Deuxième idéal égratigné: le choix de la paternité. Nate devient père pour la première fois sans l’avoir désiré : il fait ses courses, tombe sur une amie, enceinte, qui lui apprend que la soirée qu’il avait passé à la consoler a eu quelques conséquences. Tout s’enchaîne très vite : culpabilité, volonté de réparer sa faute, acceptation de sa paternité, mariage, vie avec Lisa et leur fille. Mais en dépit de l’amour qu’il porte à son enfant, ce compromis entre la vie rêvée par Lisa et ses désirs à lui le frustre.
Un troisième idéal tombe alors : la famille idéale n’existe pas. Le père idéal encore moins. La dernière saison achève la tragédie du père qu’est la vie de Nate : Brenda, vers qui il est retourné, est enceinte de lui, mais là encore ce choix ne convient pas à Nate qui se sépare de Brenda, avant d’incarner le retour à l’origine de la série : la mort du père. Mais si Nathaniel meurt alors que ses enfants sont grands, Nate meurt quand les siens sont encore petits : son parcours existentiel n’a pas encore eu le temps de les affecter. Du moins, nous ne le saurons pas.

David, le nouveau père
La paternité est-elle alors un échec complet ? Du point de vue de Nate, oui, mais uniquement parce qu’il a voulu s’insérer dans des normes sociales idéalisées qu’il a choisies par défaut.
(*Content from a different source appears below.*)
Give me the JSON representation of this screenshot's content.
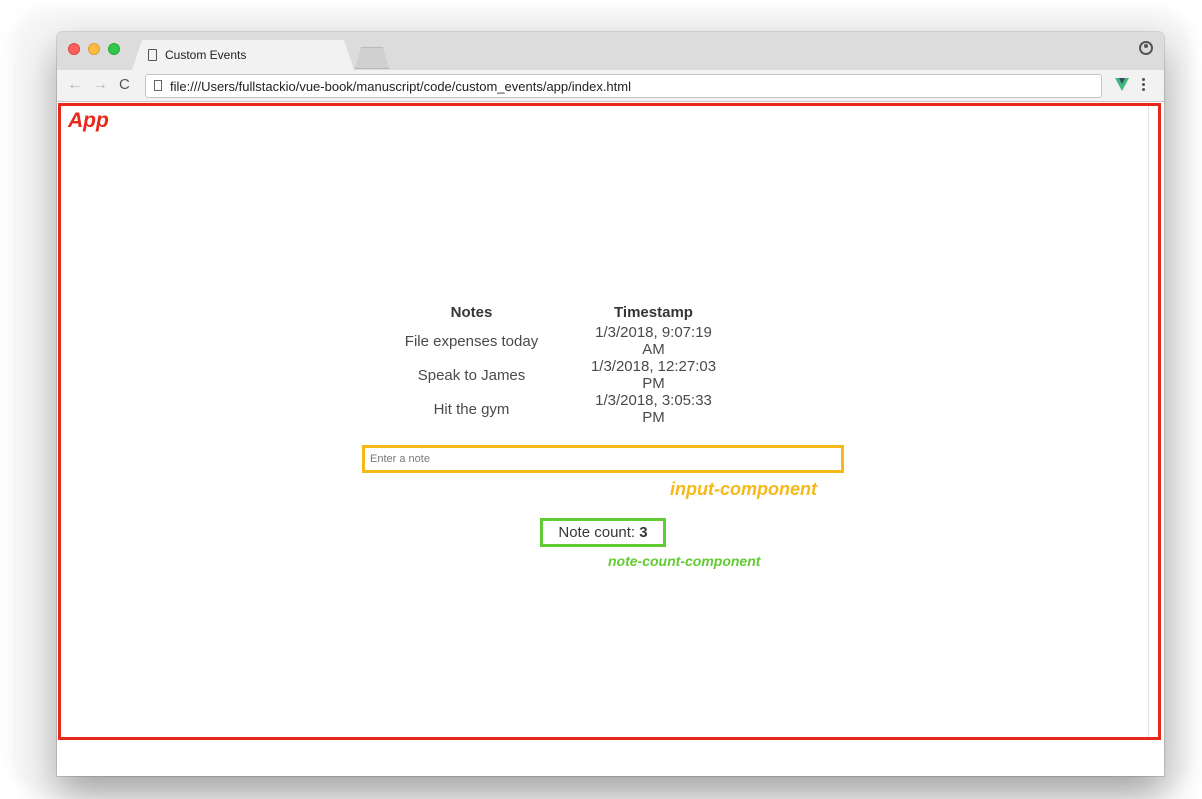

La réussite de la paternité, ou d’une paternité, car la série nous montre bien que c’est un concept pluriel, existe : elle est dans ce qui vient renverser l’hétérosexualité, la norme des normes. Le seul exemple de paternité désirée, assumée et réussie est celui de David, le second fils de Nathaniel. En couple avec Keith, c’est lui qui ressent le besoin d’avoir des enfants en premier. Ils ont d’abord recours à une mère porteuse, en vain.
La série déconstruit un peu plus l’image de la paternité traditionnelle : elle n’est pas hétérosexuelle, elle est encore moins biologique, puisque la paternité de David se réalise dans l’adoption, non pas d’un bébé, mais de deux enfants, dont un presque adolescent. Les scènes entre David, Keith et leurs deux enfants cristallisent toute la tension de la paternité, et au-delà, de la parentalité : refus de l’autorité, refus également de l’amour sans bornes de David, mais construction, au fur et à mesure, d’une relation profonde qui redonne un sens à la famille. David est un père maternel, dans le sens où il se comporte selon le rôle traditionnel dévolu à la mère : il est patient, apaise les conflits entre Keith et les enfants, console et cajole. Mais son sexe, culturellement, le fait père. Cette double posture donne tout son sens à la quête de la paternité dans la série : le renouveau des modèles est nécessaire pour libérer de la difficulté à être père. Il faut accepter d’avoir de la dorure aux mains, pour tracer de nouvelles idoles.

Six Feet Under est une série américaine achevée de 63 épisodes (5 saisons), créée par Alan Ball et diffusée sur HBO entre le 3 juillet 2001 et le 21 août 2005.